Именно он, Джереми, сотворил насос. Он, инженеры и рабочие. Его не покидало ощущение, что он создал живой организм из железа, кирпича, воды и огня. Обладающий огромной мощью, чувствительностью, настроением, темпераментом и характером. И придется о нём забыть.
— Надеюсь, война продлится не больше года, — сказал Джереми. — Положение Наполеона пошатнулось. Когда он уйдет с глаз долой, американцы точно захотят заключить мир. Тогда я вернусь — года через два, может, и раньше. И тогда я бы хотел кое-что усовершенствовать. Я читал о так называемой валковой дробилке. А ещё есть механический сток для обработки шлама. И многое другое. И хотелось бы провести пару опытов, почему чугунное литьё, содержащее добавки пушечной бронзы, иногда разрушается. Не потому ли, что литьё соприкасается с грязной водой? Столько всего ещё нужно здесь сделать... Но, вероятно, сейчас и в другом месте много срочных дел. Душевный покой. Этого я ищу? Спокойствия? На войне-то? Странный вопрос.

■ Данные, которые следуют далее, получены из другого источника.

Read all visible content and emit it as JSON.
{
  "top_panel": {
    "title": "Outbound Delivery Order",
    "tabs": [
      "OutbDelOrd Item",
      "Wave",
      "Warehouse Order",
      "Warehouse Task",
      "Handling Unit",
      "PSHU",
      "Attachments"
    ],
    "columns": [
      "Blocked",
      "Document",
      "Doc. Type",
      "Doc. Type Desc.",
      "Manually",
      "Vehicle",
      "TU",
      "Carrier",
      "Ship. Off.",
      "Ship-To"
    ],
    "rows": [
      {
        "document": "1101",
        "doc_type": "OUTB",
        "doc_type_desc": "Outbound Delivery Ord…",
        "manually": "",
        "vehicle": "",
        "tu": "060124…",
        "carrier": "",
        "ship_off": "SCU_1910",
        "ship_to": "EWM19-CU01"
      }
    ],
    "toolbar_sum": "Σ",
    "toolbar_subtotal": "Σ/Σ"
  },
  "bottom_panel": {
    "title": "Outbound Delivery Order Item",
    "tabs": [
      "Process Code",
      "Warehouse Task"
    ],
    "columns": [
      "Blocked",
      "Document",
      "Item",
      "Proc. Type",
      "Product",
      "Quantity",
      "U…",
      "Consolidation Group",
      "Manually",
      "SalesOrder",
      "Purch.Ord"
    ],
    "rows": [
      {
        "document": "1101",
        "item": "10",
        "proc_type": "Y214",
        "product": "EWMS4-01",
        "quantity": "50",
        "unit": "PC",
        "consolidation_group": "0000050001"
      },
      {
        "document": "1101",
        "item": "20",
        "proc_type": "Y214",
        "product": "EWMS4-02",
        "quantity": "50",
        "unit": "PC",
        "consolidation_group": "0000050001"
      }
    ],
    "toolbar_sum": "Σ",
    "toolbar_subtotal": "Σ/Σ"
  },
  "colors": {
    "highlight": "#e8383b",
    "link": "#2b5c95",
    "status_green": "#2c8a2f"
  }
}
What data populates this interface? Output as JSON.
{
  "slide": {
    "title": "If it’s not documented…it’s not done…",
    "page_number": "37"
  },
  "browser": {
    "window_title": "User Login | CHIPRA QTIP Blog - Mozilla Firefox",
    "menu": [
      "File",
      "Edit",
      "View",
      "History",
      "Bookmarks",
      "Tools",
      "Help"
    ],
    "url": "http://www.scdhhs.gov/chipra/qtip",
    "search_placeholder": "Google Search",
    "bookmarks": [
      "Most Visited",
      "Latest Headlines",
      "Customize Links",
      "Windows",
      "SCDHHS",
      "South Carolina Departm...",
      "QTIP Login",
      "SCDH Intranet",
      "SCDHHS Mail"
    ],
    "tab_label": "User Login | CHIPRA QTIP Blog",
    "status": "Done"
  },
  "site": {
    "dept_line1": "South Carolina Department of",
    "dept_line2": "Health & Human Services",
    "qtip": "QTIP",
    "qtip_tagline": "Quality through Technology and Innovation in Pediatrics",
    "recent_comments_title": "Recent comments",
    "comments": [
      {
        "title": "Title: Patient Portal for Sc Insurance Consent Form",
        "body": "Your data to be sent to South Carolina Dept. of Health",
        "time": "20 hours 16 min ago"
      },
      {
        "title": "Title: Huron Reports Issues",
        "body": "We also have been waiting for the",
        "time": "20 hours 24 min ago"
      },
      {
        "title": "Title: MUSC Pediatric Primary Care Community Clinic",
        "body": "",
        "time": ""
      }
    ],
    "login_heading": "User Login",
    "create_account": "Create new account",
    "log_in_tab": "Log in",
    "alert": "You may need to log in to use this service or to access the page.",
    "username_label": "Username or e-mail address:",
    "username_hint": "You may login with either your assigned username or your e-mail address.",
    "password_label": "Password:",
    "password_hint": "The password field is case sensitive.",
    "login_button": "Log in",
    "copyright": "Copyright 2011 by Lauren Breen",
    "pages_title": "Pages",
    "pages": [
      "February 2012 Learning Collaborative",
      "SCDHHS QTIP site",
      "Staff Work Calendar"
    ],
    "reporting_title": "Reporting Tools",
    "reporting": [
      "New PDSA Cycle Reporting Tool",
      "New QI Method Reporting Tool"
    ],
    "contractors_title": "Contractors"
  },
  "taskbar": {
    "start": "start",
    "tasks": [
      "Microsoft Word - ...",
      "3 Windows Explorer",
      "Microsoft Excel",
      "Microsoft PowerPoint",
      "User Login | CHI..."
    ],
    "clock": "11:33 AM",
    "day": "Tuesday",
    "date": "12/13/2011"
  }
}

Затем они спустились на первый этаж, где седой и лысоватый Питер Карноу распахнул дверцу топки и сгребал остатки угля. Все молча наблюдали за тем, как падает сверкающая зола, а облако серого дыма от новой порции угля уходит в трубу. Вскоре дверца с лязгом захлопнулась; Питер взял маслёнку и стал капать масло на рычаги, которые автоматически открывают и закрывают клапаны. Он усмехнулся и начал подниматься наверх.
— Вот, собирался капнуть чутка на поршневой палец. Я ведь вам не нужен, да?
— Нет, Питер. Благодарю.
Огромный полосатый кот поднял морду и посмотрел на них со стула, глаза сузились в щёлочки, будто свет вдруг стал ярче; затем вальяжно развернулся и положил голову на лапы. Его назвали Влоу, в честь старой заброшенной шахты дальше по берегу. Кошки всегда возникают непонятно откуда и селятся на работающей шахте, а их там привечают. Умеют находить тёплое местечко.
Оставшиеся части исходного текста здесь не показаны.